Aachen, 8. November 2008


Im Vorfeld der Veranstaltung gab es ein wechselvolles juristisches
Tauziehen. Am 24. Oktober kündigte Polizeipräsident Klaus Oelze ein
Verbot der Veranstaltung an. Dieses kam dann am 29. Oktober – vielleicht
wollte man damit, daß man den Veranstalter ein paar Tage warten ließ,
einfach die für die Anfechtung verfügbare Zeit verkürzen. Am 4. November
entschied das Verwaltungsgericht Aachen auf die Klage und
Verfügungsklage des Veranstalters hin, daß die Veranstaltung stattfinden
könne; jedoch wurde die Maßgabe erlassen, daß Axel Reitz sie weder
leiten noch auf ihr sprechen dürfe.
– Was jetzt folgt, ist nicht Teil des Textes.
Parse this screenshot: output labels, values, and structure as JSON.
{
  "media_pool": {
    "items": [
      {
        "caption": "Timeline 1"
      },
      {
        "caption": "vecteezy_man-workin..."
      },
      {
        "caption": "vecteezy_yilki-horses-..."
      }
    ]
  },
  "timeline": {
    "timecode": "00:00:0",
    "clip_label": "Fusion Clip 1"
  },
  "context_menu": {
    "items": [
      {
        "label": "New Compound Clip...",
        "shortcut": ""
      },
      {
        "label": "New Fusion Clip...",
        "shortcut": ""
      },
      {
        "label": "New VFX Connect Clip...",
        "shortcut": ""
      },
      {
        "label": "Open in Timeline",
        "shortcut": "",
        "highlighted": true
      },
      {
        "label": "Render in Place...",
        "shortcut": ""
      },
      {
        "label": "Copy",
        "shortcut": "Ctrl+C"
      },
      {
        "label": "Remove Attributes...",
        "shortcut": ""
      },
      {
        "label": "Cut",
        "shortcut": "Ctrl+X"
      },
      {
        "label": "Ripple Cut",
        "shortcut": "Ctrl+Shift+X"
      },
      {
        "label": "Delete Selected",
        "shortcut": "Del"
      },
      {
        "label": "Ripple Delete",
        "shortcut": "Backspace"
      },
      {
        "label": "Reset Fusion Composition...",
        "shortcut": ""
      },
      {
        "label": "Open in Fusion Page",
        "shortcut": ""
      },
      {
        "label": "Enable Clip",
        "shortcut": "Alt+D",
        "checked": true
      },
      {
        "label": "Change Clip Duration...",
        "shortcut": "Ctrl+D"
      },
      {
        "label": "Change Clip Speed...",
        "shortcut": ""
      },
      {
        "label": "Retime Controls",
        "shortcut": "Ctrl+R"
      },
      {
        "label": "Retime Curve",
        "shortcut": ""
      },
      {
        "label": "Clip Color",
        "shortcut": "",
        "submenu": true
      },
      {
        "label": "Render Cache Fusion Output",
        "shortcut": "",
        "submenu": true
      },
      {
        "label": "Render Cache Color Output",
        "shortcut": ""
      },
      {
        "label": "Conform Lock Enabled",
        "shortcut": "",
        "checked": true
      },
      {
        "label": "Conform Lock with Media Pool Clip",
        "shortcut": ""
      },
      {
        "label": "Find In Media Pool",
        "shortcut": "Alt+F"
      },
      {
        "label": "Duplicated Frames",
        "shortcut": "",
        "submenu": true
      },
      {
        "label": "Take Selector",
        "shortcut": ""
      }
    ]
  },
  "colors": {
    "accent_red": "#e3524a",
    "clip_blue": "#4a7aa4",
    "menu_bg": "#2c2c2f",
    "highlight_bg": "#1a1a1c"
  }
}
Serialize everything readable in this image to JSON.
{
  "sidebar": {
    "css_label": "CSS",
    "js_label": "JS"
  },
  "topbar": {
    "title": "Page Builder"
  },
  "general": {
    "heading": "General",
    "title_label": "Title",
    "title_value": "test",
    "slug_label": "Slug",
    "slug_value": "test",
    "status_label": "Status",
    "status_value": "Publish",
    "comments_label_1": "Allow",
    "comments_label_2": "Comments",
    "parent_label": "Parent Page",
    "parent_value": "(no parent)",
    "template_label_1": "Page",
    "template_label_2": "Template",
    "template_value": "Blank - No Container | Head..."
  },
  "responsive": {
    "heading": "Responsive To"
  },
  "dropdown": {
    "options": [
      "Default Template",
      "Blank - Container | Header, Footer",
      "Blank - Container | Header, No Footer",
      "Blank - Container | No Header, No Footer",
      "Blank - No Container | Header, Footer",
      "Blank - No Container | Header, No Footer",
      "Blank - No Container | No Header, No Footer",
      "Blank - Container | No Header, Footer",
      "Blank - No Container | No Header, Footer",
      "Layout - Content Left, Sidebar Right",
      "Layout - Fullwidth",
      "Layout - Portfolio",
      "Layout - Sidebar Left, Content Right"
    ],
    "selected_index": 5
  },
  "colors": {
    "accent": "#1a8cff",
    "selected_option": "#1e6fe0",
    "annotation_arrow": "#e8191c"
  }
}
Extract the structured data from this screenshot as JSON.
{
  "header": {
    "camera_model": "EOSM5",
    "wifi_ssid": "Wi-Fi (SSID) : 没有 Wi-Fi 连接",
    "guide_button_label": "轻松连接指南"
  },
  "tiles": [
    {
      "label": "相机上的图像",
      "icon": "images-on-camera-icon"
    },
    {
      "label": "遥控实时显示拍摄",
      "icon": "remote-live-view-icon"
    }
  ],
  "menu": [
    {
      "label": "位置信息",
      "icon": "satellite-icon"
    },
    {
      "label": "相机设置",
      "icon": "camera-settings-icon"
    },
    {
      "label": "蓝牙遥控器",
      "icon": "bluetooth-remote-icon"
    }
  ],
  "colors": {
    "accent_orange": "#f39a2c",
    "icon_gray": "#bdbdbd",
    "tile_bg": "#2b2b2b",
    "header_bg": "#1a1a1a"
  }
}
Wohl wegen Überarbeitung und
Zeitmangel des von Axel Reitz beauftragten Anwalts unterblieb leider die
weitere Anfechtung dieser gerichtlichen Maßnahme, was ich aus
grundsätzlichen Erwägungen heraus sehr bedauerlich finde. Das
Polizeipräsidium allerdings demonstrierte, daß es mehr Personal hat und
mithin Überarbeitung und Zeitmangel dort nicht so die große Rolle
spielen. Es legte eine Beschwerde zum Oberverwaltungsgericht ein.
Außerdem erließ es dann am Freitagvormittag noch die Auflage, daß die
Veranstaltung nur rein stationär und nicht als Umzug stattfinden dürfe.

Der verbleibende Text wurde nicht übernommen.